2011 Jaguar B99 – Jaguar chiese a Bertone di progettare una piccola berlina di lusso, in sostituzione della X-Type. Hanno studiato il ricco patrimonio del marchio e hanno deciso di attenersi all’architettura a tre volumi, a differenza di tutti i giaguari fastback esistenti.
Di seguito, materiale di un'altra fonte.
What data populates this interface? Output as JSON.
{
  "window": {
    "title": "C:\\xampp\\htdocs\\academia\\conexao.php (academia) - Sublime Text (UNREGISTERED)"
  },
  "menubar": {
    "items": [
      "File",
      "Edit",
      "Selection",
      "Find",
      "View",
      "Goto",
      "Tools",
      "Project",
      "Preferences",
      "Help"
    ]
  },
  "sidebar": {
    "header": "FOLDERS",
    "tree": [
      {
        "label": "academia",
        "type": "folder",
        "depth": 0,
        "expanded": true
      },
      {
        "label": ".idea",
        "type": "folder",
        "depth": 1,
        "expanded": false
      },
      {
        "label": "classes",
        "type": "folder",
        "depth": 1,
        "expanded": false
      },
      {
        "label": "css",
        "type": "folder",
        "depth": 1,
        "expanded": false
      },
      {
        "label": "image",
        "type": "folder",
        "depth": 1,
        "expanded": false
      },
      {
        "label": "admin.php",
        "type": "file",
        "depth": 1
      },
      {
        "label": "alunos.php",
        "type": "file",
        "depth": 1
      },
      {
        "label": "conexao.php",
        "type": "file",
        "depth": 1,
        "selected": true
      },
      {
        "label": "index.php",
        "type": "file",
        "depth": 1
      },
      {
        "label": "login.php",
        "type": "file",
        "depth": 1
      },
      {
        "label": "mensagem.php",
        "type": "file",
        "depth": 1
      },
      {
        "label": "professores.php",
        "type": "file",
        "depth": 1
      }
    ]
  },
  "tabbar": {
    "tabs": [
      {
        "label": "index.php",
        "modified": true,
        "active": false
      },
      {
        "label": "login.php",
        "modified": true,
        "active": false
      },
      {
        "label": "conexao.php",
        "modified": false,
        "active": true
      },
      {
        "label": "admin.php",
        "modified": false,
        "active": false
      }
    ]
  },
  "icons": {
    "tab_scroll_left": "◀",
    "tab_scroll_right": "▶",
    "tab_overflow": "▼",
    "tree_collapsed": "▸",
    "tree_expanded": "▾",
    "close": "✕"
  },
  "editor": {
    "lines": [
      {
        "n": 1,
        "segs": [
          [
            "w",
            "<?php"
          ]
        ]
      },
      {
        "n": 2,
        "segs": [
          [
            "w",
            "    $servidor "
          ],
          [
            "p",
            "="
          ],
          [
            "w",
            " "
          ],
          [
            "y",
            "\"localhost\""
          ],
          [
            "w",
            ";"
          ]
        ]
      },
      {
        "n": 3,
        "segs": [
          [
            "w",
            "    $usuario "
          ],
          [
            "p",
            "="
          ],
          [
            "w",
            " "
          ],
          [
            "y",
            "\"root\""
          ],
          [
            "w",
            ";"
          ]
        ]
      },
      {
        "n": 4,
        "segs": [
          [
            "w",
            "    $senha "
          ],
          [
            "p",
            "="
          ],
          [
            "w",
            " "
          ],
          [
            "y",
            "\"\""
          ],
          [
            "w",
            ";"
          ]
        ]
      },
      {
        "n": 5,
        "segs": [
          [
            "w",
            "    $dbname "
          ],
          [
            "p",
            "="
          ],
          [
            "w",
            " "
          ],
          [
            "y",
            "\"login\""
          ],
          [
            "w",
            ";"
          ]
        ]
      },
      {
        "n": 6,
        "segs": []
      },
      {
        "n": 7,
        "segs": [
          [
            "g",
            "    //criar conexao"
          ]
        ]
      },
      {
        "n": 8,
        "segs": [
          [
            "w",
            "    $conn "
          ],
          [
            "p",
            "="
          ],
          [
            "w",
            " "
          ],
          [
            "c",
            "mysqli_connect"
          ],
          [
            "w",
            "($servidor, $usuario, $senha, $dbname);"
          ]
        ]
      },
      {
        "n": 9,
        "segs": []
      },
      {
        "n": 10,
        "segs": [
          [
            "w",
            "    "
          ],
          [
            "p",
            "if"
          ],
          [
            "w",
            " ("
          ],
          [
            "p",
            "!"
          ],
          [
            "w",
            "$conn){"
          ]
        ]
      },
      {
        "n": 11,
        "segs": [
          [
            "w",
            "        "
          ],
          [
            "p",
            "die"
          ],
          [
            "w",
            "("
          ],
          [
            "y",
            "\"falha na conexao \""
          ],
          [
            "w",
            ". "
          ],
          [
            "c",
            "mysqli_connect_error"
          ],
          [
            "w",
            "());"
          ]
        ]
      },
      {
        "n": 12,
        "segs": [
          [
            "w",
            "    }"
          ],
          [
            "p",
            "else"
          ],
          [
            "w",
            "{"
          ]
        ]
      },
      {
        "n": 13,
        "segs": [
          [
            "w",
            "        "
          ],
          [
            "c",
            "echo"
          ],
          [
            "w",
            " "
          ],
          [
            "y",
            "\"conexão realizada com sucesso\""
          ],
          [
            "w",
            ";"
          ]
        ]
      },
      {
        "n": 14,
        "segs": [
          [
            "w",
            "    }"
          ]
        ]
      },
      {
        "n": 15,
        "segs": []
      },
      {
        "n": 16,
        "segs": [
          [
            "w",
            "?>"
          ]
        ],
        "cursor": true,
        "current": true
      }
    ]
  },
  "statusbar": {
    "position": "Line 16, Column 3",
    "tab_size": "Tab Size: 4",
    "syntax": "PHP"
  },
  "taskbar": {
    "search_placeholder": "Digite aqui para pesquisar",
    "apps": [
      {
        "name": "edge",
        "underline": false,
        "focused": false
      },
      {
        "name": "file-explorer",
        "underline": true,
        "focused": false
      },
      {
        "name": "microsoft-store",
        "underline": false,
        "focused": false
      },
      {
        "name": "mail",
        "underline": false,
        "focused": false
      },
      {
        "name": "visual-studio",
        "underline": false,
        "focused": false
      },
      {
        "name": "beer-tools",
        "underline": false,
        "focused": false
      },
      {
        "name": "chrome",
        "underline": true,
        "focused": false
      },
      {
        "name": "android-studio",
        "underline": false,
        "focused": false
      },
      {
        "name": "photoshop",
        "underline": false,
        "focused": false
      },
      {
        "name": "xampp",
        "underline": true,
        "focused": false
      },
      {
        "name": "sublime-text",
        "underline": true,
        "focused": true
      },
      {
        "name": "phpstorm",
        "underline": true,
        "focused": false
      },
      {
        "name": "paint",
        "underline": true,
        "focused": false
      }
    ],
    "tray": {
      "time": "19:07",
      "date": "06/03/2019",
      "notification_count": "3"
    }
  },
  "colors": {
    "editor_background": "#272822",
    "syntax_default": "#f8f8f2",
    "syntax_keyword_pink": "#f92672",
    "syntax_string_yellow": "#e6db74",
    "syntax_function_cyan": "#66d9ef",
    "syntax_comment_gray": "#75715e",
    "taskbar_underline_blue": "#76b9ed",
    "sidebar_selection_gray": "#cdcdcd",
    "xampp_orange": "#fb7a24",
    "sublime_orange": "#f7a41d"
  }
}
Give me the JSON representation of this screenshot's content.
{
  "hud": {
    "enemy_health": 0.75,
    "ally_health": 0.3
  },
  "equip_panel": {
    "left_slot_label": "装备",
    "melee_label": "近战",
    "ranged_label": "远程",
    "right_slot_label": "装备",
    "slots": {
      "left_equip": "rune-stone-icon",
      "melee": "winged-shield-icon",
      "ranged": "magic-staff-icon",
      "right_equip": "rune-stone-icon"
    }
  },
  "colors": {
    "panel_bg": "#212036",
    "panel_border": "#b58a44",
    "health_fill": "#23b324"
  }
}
Queste proporzioni classiche, con un naso corto e una coda lunga, hanno aiutato la macchina a sembrare estremamente moderna offrendo un profumo del passato. Hanno conferito all’auto un’anatomia ampia e bassa “saltellante” (come viene chiamato l’ornamento del cofano Jaguar che salta), con un cofano lungo ed elegante e potenti muscoli posteriori pronti a balzare sulla preda. L’interno era lussuoso e minimalista, con materiali di grande prestigio.

 

2012 Bertone Nuccio – la concept car celebrativa per il centenario di Bertone, dal nome del figlio del fondatore che ha letteralmente cambiato il design automobilistico globale con le sue innovazioni radicali. Basato su una Ferrari 430, hanno reinventato il famigerato cuneo Bertone degli anni ’60 e ’70 (Carabo, Statos Zero, Countach, et al). Il look da cabina è stato inventato da Bertone (Gandini) e un tema perfetto per il concetto del centenario. Hanno eliminato il lunotto sul tetto parametrico dell’auto, che è stato dipinto di arancione, il colore preferito di Nuccio Bertone.